David and his men have to face Absalom and his forces in battle before all is restored. Even after that it takes time for what David “did not steal” to be restored; the people’s faith in him. David earned the people’s faith while running from Saul, while facing Saul’s son Ishbaal, and now will do so again after the defeat of Absalom.
God did not leave David in this “drowning” state. After Nathan’s prophecy concerning evil rising up from within David’s own house and the desecration of David’s own wives did the story begin to turn in David’s favor. David’s men were able to defeat Absalom’s forces. And Joab removed the possibility of this ever happening again at Absalom’s hand. He ran him through against David’s explicit orders.
Just a side note here. David obviously loved his children even if he didn’t discipline them as they needed. His heartbreak over the death of Absalom was proof of that. I don’t recall any other story where the victor was SO devastated by the loss of his pursuer.
Something that just struck me is that God saw David in his ‘near drowning’ state all along and He allowed it to continue until the lesson was completed. David may have felt unsafe during all this but God knew EXACTLY what He was doing.
He knows EXACTLY what we are going through when we feel overwhelmed too. He knows just how long we need to ‘tread water’ before our lesson is complete AND how long it will take us to seek His help.
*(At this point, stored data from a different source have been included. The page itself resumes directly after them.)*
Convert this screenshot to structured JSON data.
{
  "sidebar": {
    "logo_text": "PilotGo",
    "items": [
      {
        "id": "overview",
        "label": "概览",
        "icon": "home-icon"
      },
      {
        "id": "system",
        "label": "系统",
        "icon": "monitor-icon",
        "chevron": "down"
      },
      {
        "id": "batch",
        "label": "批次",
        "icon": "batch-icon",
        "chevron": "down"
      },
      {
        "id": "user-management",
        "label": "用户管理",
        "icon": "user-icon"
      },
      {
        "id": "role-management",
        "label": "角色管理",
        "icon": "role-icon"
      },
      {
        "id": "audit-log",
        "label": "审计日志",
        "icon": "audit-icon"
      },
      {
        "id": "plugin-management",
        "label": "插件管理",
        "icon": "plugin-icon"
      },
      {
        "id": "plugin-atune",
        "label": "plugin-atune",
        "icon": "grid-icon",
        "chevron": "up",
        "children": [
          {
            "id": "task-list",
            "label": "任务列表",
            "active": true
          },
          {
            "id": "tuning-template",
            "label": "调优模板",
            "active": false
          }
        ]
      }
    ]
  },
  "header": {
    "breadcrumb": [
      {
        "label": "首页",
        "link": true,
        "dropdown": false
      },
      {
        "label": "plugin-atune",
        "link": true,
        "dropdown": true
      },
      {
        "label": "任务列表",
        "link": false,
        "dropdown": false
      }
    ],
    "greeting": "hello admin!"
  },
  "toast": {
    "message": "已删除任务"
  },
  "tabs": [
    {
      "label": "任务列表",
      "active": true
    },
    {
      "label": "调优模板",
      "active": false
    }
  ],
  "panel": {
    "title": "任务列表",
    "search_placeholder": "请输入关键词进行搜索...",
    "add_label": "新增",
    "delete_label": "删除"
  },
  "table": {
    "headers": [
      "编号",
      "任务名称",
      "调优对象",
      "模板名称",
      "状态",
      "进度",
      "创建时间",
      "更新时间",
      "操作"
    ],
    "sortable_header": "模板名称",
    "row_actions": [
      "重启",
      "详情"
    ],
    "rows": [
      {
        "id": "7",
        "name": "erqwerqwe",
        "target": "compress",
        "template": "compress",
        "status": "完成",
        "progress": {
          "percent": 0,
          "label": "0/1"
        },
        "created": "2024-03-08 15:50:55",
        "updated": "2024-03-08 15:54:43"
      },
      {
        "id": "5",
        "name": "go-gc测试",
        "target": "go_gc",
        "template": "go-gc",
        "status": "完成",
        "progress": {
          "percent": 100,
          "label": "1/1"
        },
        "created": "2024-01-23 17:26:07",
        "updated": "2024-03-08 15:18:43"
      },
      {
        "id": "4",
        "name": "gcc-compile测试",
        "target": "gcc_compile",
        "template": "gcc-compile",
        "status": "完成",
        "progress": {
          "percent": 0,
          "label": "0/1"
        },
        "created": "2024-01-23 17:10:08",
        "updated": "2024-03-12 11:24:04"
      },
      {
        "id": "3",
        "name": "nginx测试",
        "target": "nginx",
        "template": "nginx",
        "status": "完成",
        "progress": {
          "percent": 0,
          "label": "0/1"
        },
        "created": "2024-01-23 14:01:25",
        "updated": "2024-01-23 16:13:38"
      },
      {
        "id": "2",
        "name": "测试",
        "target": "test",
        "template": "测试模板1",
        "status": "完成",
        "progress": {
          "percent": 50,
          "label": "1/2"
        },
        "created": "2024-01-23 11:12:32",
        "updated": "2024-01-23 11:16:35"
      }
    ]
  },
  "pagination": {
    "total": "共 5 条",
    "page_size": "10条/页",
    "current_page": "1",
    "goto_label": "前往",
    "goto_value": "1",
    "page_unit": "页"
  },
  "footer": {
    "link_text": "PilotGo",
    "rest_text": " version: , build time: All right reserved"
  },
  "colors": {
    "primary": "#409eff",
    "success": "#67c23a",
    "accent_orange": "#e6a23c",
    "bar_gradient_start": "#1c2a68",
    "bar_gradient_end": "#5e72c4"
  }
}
He NEVER loses sight of us as we struggle through this life and He never will.
Thank You Father for holding onto me tightly, even in the storm. Thank You that Your grasp isn’t so tight that I don’t learn. You allow me to make mistakes so I can learn from them. David did learn from his experience and he moved swiftly when his throne was challenged once again. He didn’t run from that fight.
Help me stand my ground too, after the lessons You walk me through. I KNOW I have faults too and want to work towards being the woman You created me to be.